Generally, it can be very hard to see when a dog is in pain, as they will often move and act as though nothing is wrong. Naturally, this means that, when your dog does begin to show symptoms of pain or stress, it can much more worrying than it might be for a human – especially as they can’t tell us exactly what is wrong. Given that dogs are adept at hiding their pain, it’s especially concerning if you find your dog’s teeth chattering regularly, for no discernible reason.
- Teeth Problems
The experts at PetMD argue that the most common cause of chattering teeth in dogs is oral pain. This is usually sourced through an incident that has occurred and caused trauma to your dog’s mouth, or simply down to age. In the case of the latter, this is because the enamel on your dogs’ teeth may have worn away over time, leading to increased sensitivity and even tooth resorption. This is a process that usually occurs in baby teeth, where the smaller tooth becomes loose in order to make way for new eruptions but can happen in older teeth as they become worn and begins to break down.
- Dog Jaw Spasm
Short and simple, a dog jaw spasm occurs for a brief moment or two. You will most likely notice this after your pup has yawned and this is simply a quick spasm in the muscle. In the same way they we can sometimes find our knee shaking quickly when sat down, despite nothing being wrong, a dogs jaw may spasm from time-to-time when a nerve is hit, causing the muscles in the mouth to move quickly and therefore your dog’s jaw to chatter.

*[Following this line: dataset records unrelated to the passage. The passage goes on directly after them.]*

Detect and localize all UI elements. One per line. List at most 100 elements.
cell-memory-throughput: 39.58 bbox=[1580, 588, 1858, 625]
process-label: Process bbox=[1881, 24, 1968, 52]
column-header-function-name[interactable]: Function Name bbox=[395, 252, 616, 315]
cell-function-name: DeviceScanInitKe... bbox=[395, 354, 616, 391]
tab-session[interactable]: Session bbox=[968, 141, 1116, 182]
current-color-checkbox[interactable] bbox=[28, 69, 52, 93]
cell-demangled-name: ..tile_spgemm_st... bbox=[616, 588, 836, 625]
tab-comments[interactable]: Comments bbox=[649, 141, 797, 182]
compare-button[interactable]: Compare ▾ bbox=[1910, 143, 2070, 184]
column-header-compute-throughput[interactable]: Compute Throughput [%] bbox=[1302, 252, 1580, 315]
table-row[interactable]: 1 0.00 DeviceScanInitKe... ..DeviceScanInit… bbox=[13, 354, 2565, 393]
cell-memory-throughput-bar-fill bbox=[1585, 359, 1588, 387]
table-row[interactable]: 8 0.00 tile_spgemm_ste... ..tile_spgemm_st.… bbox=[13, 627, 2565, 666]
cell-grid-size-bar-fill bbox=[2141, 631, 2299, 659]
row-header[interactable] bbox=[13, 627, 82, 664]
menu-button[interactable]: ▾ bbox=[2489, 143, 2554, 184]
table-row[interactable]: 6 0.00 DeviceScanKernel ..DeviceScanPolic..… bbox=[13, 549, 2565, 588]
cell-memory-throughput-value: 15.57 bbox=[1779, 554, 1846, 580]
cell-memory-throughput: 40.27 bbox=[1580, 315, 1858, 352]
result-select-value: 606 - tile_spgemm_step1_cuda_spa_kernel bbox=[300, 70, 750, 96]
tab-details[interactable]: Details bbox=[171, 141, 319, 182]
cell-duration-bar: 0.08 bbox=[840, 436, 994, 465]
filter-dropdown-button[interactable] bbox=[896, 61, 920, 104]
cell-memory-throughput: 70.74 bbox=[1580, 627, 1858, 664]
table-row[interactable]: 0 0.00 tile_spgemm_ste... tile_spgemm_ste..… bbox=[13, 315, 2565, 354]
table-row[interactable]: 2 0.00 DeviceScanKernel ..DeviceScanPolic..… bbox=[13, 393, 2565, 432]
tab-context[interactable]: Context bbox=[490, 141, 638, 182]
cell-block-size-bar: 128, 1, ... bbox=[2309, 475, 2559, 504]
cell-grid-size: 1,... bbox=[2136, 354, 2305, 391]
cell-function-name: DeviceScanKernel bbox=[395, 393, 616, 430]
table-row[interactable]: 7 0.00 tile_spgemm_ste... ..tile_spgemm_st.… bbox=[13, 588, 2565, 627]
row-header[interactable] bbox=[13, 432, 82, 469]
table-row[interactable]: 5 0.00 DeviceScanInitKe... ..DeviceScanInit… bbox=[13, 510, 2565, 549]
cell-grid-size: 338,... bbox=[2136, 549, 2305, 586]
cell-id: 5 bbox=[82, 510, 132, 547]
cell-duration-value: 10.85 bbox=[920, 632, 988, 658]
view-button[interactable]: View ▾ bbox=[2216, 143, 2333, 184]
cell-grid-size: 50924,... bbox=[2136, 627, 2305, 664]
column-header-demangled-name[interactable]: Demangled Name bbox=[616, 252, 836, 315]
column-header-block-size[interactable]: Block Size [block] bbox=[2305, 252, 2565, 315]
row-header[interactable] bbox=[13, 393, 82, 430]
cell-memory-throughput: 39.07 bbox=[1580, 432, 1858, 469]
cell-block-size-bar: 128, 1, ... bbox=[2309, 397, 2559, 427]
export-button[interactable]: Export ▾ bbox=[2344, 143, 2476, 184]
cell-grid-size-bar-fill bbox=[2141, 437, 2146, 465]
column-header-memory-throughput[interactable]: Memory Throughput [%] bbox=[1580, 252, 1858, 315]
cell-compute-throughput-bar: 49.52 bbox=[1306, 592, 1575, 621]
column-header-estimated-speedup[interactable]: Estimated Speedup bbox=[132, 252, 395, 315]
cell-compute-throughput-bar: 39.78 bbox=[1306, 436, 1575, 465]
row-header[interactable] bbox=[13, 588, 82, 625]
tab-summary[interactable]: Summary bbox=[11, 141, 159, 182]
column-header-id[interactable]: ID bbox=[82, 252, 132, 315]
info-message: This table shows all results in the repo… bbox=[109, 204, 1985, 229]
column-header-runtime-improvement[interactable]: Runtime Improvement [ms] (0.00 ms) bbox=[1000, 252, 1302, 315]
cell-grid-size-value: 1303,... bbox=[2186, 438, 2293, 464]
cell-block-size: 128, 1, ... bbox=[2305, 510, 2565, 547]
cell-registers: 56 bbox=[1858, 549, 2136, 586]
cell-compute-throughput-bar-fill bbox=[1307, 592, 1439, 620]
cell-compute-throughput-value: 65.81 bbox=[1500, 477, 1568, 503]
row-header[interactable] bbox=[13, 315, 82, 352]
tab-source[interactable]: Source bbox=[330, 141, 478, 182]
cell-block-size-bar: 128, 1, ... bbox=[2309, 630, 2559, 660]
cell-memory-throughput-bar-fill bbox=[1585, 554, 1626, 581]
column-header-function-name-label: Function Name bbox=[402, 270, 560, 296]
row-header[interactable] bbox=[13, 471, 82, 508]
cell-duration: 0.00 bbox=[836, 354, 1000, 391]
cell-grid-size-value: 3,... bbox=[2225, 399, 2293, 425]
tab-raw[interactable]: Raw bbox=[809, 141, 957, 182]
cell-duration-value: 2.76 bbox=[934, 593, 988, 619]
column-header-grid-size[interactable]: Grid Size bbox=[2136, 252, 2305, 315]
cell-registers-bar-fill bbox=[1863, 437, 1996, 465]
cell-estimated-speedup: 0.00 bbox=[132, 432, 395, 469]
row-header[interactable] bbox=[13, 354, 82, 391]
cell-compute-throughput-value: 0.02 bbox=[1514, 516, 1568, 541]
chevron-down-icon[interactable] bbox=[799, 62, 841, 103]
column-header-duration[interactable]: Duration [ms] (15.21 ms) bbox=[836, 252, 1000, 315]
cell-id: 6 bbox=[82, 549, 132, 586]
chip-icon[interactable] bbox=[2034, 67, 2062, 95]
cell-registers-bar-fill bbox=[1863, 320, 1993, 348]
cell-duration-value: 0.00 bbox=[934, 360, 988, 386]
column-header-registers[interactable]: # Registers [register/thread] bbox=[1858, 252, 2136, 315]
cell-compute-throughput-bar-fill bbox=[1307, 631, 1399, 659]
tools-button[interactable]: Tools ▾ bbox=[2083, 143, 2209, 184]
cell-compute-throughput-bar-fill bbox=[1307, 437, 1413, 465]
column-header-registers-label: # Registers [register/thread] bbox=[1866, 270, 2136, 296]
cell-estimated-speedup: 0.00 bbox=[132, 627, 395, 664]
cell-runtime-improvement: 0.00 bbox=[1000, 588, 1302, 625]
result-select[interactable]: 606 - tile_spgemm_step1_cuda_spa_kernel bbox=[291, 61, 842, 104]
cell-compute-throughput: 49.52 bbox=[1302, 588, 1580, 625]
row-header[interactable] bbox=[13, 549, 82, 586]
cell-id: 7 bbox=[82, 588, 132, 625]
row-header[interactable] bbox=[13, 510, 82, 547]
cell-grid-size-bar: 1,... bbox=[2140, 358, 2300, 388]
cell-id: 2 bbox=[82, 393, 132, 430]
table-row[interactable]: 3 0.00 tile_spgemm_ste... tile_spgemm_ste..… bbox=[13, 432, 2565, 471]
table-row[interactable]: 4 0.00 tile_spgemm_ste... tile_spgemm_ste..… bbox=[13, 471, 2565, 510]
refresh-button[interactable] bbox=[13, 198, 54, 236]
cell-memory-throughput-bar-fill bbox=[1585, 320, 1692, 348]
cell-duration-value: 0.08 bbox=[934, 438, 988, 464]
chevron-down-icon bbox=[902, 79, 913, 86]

When to See a Vet About Dog Teeth Chattering
Generally speaking, there should be no vet in the world who would ever consider it a waste of their time, should you give them a call because you’re concerned about your pet. Of course, if you’re able to determine a cause at home, this can often put your mind at ease and make you feel more confident about what to tell your vet when you meet them for your appointment.
If there is no discernable cause for your dogs’ chattering teeth, then a quick appointment wouldn’t go amiss. That is, you probably don’t need to call your vet if you notice that your dogs’ teeth only chatter when you grab their lead and put your shoes on, as they are most likely just excited about the possibility of going for a walk with their best friend.
Similarly, one-off occurrences such as when their scent-glands are overloading a little, as discussed above. Here, you will likely notice the chattering occurring directly after smelling something intriguing, or when another dog has suddenly arrived, and you notice your pup is trying to figure out whether they are friend or foe.
However, if you can’t see any reason as to why your dog has suddenly started chattering their teeth, this is a good reason to make an appointment with your vet. At the same time, if you notice that your dog regularly chatters their teeth together, this is a sign that they may be in pain, for the reasons given above.
Finally, if you notice some concurrent symptoms, such as a change in behavior or changes in their bowel movements, including appetite loss, then you should definitely call your vet. These are signs that something else is going on and will need checking with your vet, in order to rule out anything sinister.
Why is My Dog Opening and Closing His Mouth?
Very different to a dog jaw spasm or chattering teeth in dogs, a slower, more pronounced movement in your dog’s jaw that is happening regularly always warrants a call to the vet. The only exception to this case is where your dog is opening and closing his or her mouth because there is food lodged between their teeth or in the roof of their mouth.
While dog teeth chattering is less purposeful and occurs more upon instinct, the more deliberate movements of a dog opening and closing their mouth could be a sign that they are choking. A good way to detect this is through any other behaviors that your dog is expressing, such as panicked movements, whimpering, pawing at their nose and face or struggling but not making any noise. In these cases emergency first aid is essential.